Hackers have created a fake “Cthulhu World” project for info-stealing
Scammers and threat actors are increasingly utilizing new platforms for their nefarious intentions as play-to-earn games gain in popularity. In order to infect gullible people with the password-stealing malware infections Raccoon Stealer, AsyncRAT, and RedLine, hackers have created a fake “Cthulhu World” play-to-earn community, complete with websites, Discord groups, social media profiles, and a Medium developer site.
This was the case with a recent virus distribution effort, discovered by cybersecurity researcher iamdeadlyz, in which threat actors created a full project to promote a fictional play-to-earn game called Cthulhu World. In order to advertise the “project,” threat actors are directly contacting Twitter users and enticing them to take part in a test of their new game. Iamdeadlyz claims that the threat actors promise to pay them in Ethereum in exchange for testing and promoting the game.
When users arrive at the now-defunct Cthulhu-world.com website, they are greeted by a well-designed website with information on the project and an interactive map of the game’s environs. When users arrive at the now-defunct Cthulhu-world.com website, they are greeted by a well-designed website with information on the project and an interactive map of the game’s environs.
The website for Cthulhu World also differs noticeably; when a user clicks on the arrow in the top-right corner of the page, they are directed to a page that asks for a code to download the project’s “alpha” test.

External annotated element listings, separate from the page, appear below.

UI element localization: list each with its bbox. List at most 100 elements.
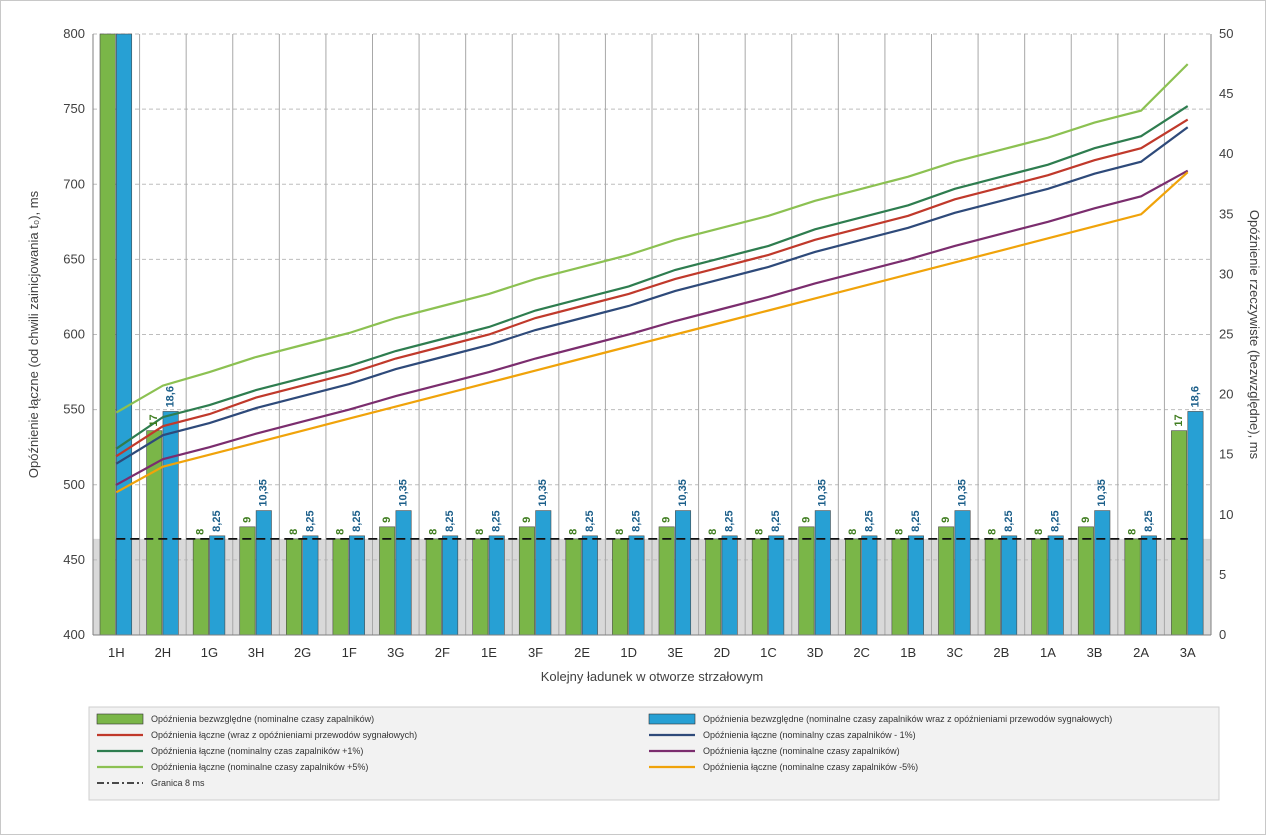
data-labels: 17 8 9 8 8 9 8 8 9 8 8 9 8 8 9 8 8 9 8 8 9 8 17 18,6 8,25 10,35 8,… bbox=[148, 386, 1201, 535]
bar-blue bbox=[162, 411, 179, 636]
bar-green bbox=[1124, 538, 1141, 636]
bar-green bbox=[565, 538, 582, 636]
bar-blue bbox=[1047, 535, 1064, 636]
legend-label: Opóźnienia bezwzględne (nominalne czasy … bbox=[151, 714, 374, 724]
bar-green bbox=[751, 538, 768, 636]
bar-blue bbox=[302, 535, 319, 636]
x-tick-label: 3A bbox=[1180, 645, 1196, 660]
y-tick-label: 700 bbox=[63, 176, 85, 191]
data-label: 8 bbox=[987, 529, 999, 535]
y-tick-label: 750 bbox=[63, 101, 85, 116]
x-tick-label: 3D bbox=[807, 645, 824, 660]
bar-blue bbox=[116, 33, 133, 636]
y2-tick-label: 10 bbox=[1219, 507, 1233, 522]
data-label: 8,25 bbox=[444, 510, 456, 531]
data-label: 8 bbox=[334, 529, 346, 535]
legend-label: Opóźnienia łączne (nominalne czasy zapal… bbox=[703, 746, 900, 756]
legend-label: Opóźnienia łączne (nominalne czasy zapal… bbox=[151, 762, 368, 772]
bar-green bbox=[891, 538, 908, 636]
data-label: 8,25 bbox=[1003, 510, 1015, 531]
bar-green bbox=[1031, 538, 1048, 636]
bar-blue bbox=[348, 535, 365, 636]
line-series-3 bbox=[115, 169, 1189, 486]
bar-blue bbox=[1140, 535, 1157, 636]
data-label: 8 bbox=[195, 529, 207, 535]
data-label: 9 bbox=[800, 517, 812, 523]
bar-green bbox=[938, 526, 955, 636]
line-series-2 bbox=[115, 105, 1189, 450]
data-label: 8,25 bbox=[863, 510, 875, 531]
x-tick-label: 1D bbox=[620, 645, 637, 660]
line-series-0 bbox=[115, 118, 1189, 458]
grid bbox=[92, 33, 1212, 635]
bar-green bbox=[658, 526, 675, 636]
y-tick-label: 450 bbox=[63, 552, 85, 567]
x-tick-label: 3F bbox=[528, 645, 543, 660]
bar-green bbox=[798, 526, 815, 636]
bar-blue bbox=[535, 510, 552, 636]
data-label: 10,35 bbox=[956, 479, 968, 507]
bar-blue bbox=[1187, 411, 1204, 636]
bar-blue bbox=[907, 535, 924, 636]
y2-tick-label: 30 bbox=[1219, 266, 1233, 281]
data-label: 8 bbox=[707, 529, 719, 535]
bar-blue bbox=[721, 535, 738, 636]
y-axis-title: Opóźnienie łączne (od chwili zainicjowan… bbox=[26, 190, 41, 478]
data-label: 8,25 bbox=[910, 510, 922, 531]
data-label: 8,25 bbox=[770, 510, 782, 531]
x-tick-label: 1H bbox=[108, 645, 125, 660]
bar-blue bbox=[581, 535, 598, 636]
x-tick-label: 2C bbox=[853, 645, 870, 660]
y-tick-label: 650 bbox=[63, 251, 85, 266]
x-tick-label: 1G bbox=[201, 645, 218, 660]
bar-green bbox=[518, 526, 535, 636]
x-tick-label: 1F bbox=[342, 645, 357, 660]
bar-blue bbox=[675, 510, 692, 636]
bar-green bbox=[1171, 430, 1188, 636]
axes: 400 450 500 550 600 650 700 750 800 0 5 10 15 20 25 30 3… bbox=[63, 26, 1233, 660]
y2-tick-label: 35 bbox=[1219, 206, 1233, 221]
bar-green bbox=[192, 538, 209, 636]
x-tick-label: 3B bbox=[1087, 645, 1103, 660]
bar-green bbox=[239, 526, 256, 636]
data-label: 8 bbox=[474, 529, 486, 535]
y-tick-label: 550 bbox=[63, 402, 85, 417]
data-label: 8 bbox=[847, 529, 859, 535]
bar-blue bbox=[628, 535, 645, 636]
bar-blue bbox=[954, 510, 971, 636]
y2-axis-title: Opóźnienie rzeczywiste (bezwzględne), ms bbox=[1247, 210, 1262, 460]
bar-blue bbox=[768, 535, 785, 636]
x-axis-title: Kolejny ładunek w otworze strzałowym bbox=[541, 669, 764, 684]
data-label: 8 bbox=[1126, 529, 1138, 535]
data-label: 9 bbox=[1080, 517, 1092, 523]
data-label: 8,25 bbox=[1050, 510, 1062, 531]
lines bbox=[115, 63, 1189, 540]
bar-blue bbox=[1001, 535, 1018, 636]
y2-tick-label: 5 bbox=[1219, 567, 1226, 582]
data-label: 8 bbox=[754, 529, 766, 535]
x-tick-label: 3G bbox=[387, 645, 404, 660]
x-tick-label: 2E bbox=[574, 645, 590, 660]
data-label: 8,25 bbox=[630, 510, 642, 531]
line-series-5 bbox=[115, 171, 1189, 494]
x-tick-label: 1C bbox=[760, 645, 777, 660]
y2-tick-label: 25 bbox=[1219, 327, 1233, 342]
data-label: 10,35 bbox=[817, 479, 829, 507]
data-label: 18,6 bbox=[165, 386, 177, 407]
x-tick-label: 2G bbox=[294, 645, 311, 660]
data-label: 8,25 bbox=[724, 510, 736, 531]
data-label: 8,25 bbox=[211, 510, 223, 531]
bar-green bbox=[705, 538, 722, 636]
data-label: 9 bbox=[241, 517, 253, 523]
data-label: 9 bbox=[521, 517, 533, 523]
bar-blue bbox=[861, 535, 878, 636]
data-label: 10,35 bbox=[677, 479, 689, 507]
bar-blue bbox=[255, 510, 272, 636]
data-label: 8,25 bbox=[584, 510, 596, 531]
y2-tick-label: 45 bbox=[1219, 86, 1233, 101]
data-label: 8 bbox=[614, 529, 626, 535]
data-label: 8 bbox=[567, 529, 579, 535]
x-tick-label: 3C bbox=[946, 645, 963, 660]
data-label: 8 bbox=[428, 529, 440, 535]
x-tick-label: 3E bbox=[667, 645, 683, 660]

Depending on the code entered, one of three files will be downloaded from DropBox. The three files each install a different kind of malware, apparently allowing threat actors to pick and choose which individuals to target. The three pieces of malware that AnyRun installers have found are AsyncRAT, RedLine Stealer, and Raccoon Stealer.
The website for Cthulhu World is no longer available, however, the Discord server is still up and running. Although it’s unclear if anyone using this Discord is aware that the website is disseminating malware, some users definitely think this is a real effort.
If you went to Cthulhu-world.com and downloaded any of their software, you should remove any items discovered and conduct an antivirus scan on your computer right away.